Unsafe is normally not that hard to check. If you can’t immediately figure out what invariants are required for it to be safe, and there’s not documentation explaining it, maybe hold off from using that library. I try to document my invariants at the unsafe site.

If you do grep -R -n -H "unsafe" src you’ll get all the unsafe code in a module, and if you just want to count them do grep "unsafe" src | wc -l (modulo multiple on same line).


#13

as its so easy to determine, that might be one of many automated insights that the website could present :slight_smile:


#14

If it were that easy the compiler would check it :stuck_out_tongue:


#15

I was thinking of creating some sort of cargo metrics tool which hooks into rustc and applies various analysers to inspect the HIR representation of a crate, before printing the analysis results to the screen as JSON. That way you get proper span information (grep only shows the line unsafe occurs on, not how many lines are unsafe) as well as more useful things like the ability to inspect types, check for doc comments, etc.

Then it should be fairly easy to create a program which will monitor crates.io, download any new crates, run cargo metrics on them, then store the analysis results in some sort of search index that a web app can query.
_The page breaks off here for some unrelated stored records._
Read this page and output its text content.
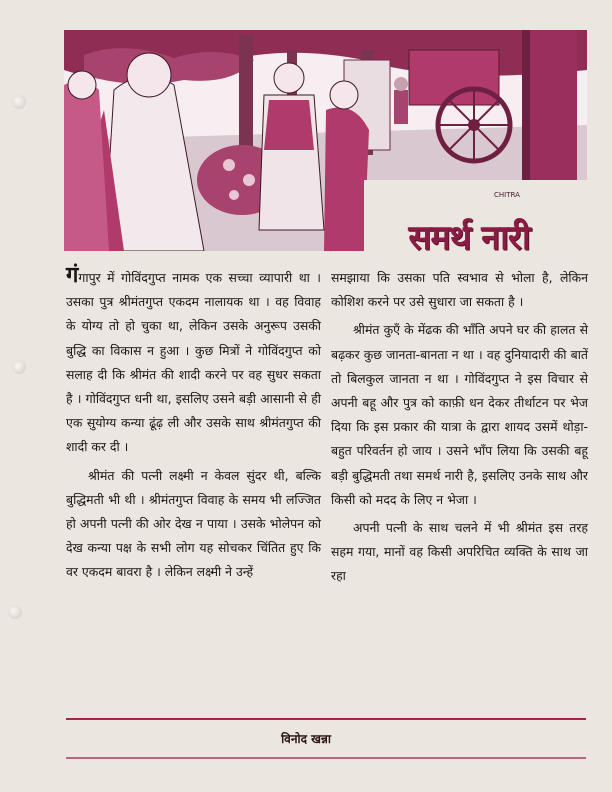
CHITRA
समर्थ नारी

गंगापुर में गोविंदगुप्त नामक एक सच्चा व्यापारी था । उसका पुत्र श्रीमंतगुप्त एकदम नालायक था । वह विवाह के योग्य तो हो चुका था, लेकिन उसके अनुरूप उसकी बुद्धि का विकास न हुआ । कुछ मित्रों ने गोविंदगुप्त को सलाह दी कि श्रीमंत की शादी करने पर वह सुधर सकता है । गोविंदगुप्त धनी था, इसलिए उसने बड़ी आसानी से ही एक सुयोग्य कन्या ढूंढ़ ली और उसके साथ श्रीमंतगुप्त की शादी कर दी ।

श्रीमंत की पत्नी लक्ष्मी न केवल सुंदर थी, बल्कि बुद्धिमती भी थी । श्रीमंतगुप्त विवाह के समय भी लज्जित हो अपनी पत्नी की ओर देख न पाया । उसके भोलेपन को देख कन्या पक्ष के सभी लोग यह सोचकर चिंतित हुए कि वर एकदम बावरा है । लेकिन लक्ष्मी ने उन्हें

समझाया कि उसका पति स्वभाव से भोला है, लेकिन कोशिश करने पर उसे सुधारा जा सकता है ।

श्रीमंत कुएँ के मेंढक की भाँति अपने घर की हालत से बढ़कर कुछ जानता-बानता न था । वह दुनियादारी की बातें तो बिलकुल जानता न था । गोविंदगुप्त ने इस विचार से अपनी बहू और पुत्र को काफ़ी धन देकर तीर्थाटन पर भेज दिया कि इस प्रकार की यात्रा के द्वारा शायद उसमें थोड़ा-बहुत परिवर्तन हो जाय । उसने भाँप लिया कि उसकी बहू बड़ी बुद्धिमती तथा समर्थ नारी है, इसलिए उनके साथ और किसी को मदद के लिए न भेजा ।

अपनी पत्नी के साथ चलने में भी श्रीमंत इस तरह सहम गया, मानों वह किसी अपरिचित व्यक्ति के साथ जा रहा

विनोद खन्ना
I imagine that part would be quite similar to what docs.rs does, so you can have a skim through their source code for inspiration.


#16

If it were that easy the compiler would check it

I’m talking about information that should be useful during the search, ‘what is the crate I need’. this is a 1bit insight that could be quite useful. ‘i’m after bindings to some C library…’ -> i’m probably looking for an ‘unsafe crate’ ; i’m looking for something higher level, ‘i’m probably looking for a safe crate’.

the general metrics suggested above would be best… one of several automated insights


#17

Are there any existing services which let you inspect/search various aspects of the packages on a package manager? I feel like there would be something for NPM or ruby. It may be a good idea to look for existing services to see how popular something like this would be or what metrics would be most useful.

Of course, I’m going to play around with my cargo metrics thing regardless because it’s a nice way to learn how rustc works under the hood. If it actually goes anywhere I may even consider publishing it to crates.io.


#18

That sounds like a solution in search of a problem. For C bindings there’s already a *-sys naming convention and a crates.io category.


#19

“solution in search of a problem”

contrary to what most people think, a lot of great innovation happens that way :slight_smile:

"*-sys naming convention "

surely something computable is better than a naming convention


#20

It’s a while off!